Polish 'coup' dispute threatens Polish-German relations

Met dank overgenomen van EUobserver (EUOBSERVER) i, gepubliceerd op dinsdag 15 december 2015, 9:28.
Auteur: Andrew Rettman

Poland’s new government has traded insults with the head of the EU Parliament, in a war of words which threatens to also harm Polish-German relations.

Martin Schulz i, a German Socialist who has led the EU assembly since 2012, told a German radio station, Deutschlandfunk, on Monday (14 December) the Polish government’s attempt to stuff the Poland’s Constitutional Tribunal with political allies violates EU norms.

“What is happening in Poland has the characteristics of a coup and is dramatic.

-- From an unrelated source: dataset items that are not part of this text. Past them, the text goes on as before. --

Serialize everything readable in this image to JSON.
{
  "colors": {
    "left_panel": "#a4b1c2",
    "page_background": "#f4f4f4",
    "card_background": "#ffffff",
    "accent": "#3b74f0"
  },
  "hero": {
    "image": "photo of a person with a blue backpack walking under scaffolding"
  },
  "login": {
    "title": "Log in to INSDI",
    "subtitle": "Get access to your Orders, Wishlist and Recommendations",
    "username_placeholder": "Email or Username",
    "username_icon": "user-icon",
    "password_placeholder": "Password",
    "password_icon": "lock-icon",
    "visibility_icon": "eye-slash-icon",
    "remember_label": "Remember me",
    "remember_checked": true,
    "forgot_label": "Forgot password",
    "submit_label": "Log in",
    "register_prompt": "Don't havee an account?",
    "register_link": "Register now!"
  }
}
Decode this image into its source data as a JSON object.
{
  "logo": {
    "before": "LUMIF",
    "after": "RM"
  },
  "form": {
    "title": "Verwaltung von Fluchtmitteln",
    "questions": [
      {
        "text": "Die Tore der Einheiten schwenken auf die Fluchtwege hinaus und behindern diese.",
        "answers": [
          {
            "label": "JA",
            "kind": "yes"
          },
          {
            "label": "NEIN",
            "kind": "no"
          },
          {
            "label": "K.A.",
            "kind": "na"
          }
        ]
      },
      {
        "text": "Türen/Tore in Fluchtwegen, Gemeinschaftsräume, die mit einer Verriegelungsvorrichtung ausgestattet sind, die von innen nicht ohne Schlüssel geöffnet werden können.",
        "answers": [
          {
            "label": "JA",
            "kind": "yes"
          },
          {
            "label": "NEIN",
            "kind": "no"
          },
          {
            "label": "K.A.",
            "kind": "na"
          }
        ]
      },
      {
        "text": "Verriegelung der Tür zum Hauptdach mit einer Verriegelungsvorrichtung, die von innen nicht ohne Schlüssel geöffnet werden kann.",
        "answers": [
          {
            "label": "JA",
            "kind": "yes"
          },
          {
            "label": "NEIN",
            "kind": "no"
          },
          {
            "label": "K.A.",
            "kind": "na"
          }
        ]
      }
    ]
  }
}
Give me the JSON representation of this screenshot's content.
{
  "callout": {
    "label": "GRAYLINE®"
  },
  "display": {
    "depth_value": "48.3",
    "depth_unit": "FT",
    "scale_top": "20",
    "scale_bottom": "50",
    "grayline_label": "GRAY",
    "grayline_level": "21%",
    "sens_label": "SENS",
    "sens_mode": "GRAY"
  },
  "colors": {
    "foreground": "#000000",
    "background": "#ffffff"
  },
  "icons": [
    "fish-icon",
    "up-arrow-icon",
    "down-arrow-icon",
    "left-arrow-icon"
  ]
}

I am going on the principle that we are going to discuss this in detail this week at the European Parliament, or at the latest, during the session in January,” he said.

Giacomo Fassina, his spokesman, later told the Bloomberg news agency that Schulz has “concern on one of the founding principles of the rule of law in the EU, namely the division of powers with a democracy.”

The Polish PM, Beata Szydlo i, from the ruling Law and Justice party, the same day demanded an “apology.”

“Something is wrong when the European Parliament president expresses his opinion in this way about a member state,” she told press in Warsaw.

The Polish foreign minister, Witold Wlaszczykowski, said in a written note: “Such a high-ranking politician should be far better informed before making public statements.”

He also told press in Brussels on Monday he’s happy that Polish MEPs from the opposition Civic Platform party prompted Schulz to delay the EU parliament debate because it would be “harmful for Poland.”

“This debate is taking place in Poland, about the disposition of our institutions, there’s no need for it [the debate] in the EU,” he added.

Echoing Hungarian PM Viktor Orban i, who once said he wants to build an “illiberal democracy,” Wlaszczykowski noted: “There are different forms of democracy in the European Union … so there’s no basis to stigmatise Poland.”

In a sign the dispute risks bleeding into German relations, he told German daily Berliner Zeitung the same day that Berlin should not expect Polish solidarity on refugee relocation because it kept restrictions on Polish workers coming to Germany after enlargement in 2004.

The new Polish interior minister, Mariusz Blaszczak, went further in November.

He said on Polish TV that Schulz, who’d also criticised PiS on refugees, is guilty of “German arrogance.”

“We're talking in Warsaw, which was destroyed by Germans. In [Warsaw’s] Wola [district] 50,000 men, women and children were murdered by officers of the German state,” he added.

The harsh rhetoric echoes previous Polish-German clashes when Jaroslaw Kaczynski, who is still the PiS leader and power behind the throne, was Polish PM back in 2006.

Some Polish diplomats say Kaczynski’s abbrasive style helps Poland to win battles in the EU Council, where member states meet. But others are worried that it injures Poland’s international image.

The New York Times, the US paper of record, on Tuesday, published a story with a laundry list of PiS sins.

It noted that, the constitutional crisis aside, it has: quashed a court case into abuse of power by its former security chief; threatened to crack down on independent media; tried to stop the production of a play, Death and the Maiden, by Elfriede Jelinek, on grounds it’s “pornographic”; and refused to display the EU flag at high-level events.

It quoted Robert Kropiwnicki, a Civic Platform MP, as saying Kaczynski is “developing Putinist standards,” by reference to Russia’s autocratic leader, Vladimir Putin i.

It also said PiS is fuelling “nationalist fervour,” which saw a right-wing youth group, in the Polish city of Wroclaw last month, burn the effigy of an Orthodox Jew.

For their part, Polish academics have also voiced outcry on PiS’ constitutional shenanigans.

Staff at the law faculty of Wroclaw University on Monday voted a resolution saying they ave “deep concern” on the government’s “lack of respect of … democratic standards.”

Mikolaj Czesniki, a scholar of politics at the University of Social Sciences and Humanities in Warsaw, also told Gazeta Wyborcza, a PiS-critical daily: “I’m quite sure that many people, who have no ties to the current parliamentary majority [PiS], but who friends in it, are phoning their PiS buddies to ask: ‘What the hell are you doing?’.”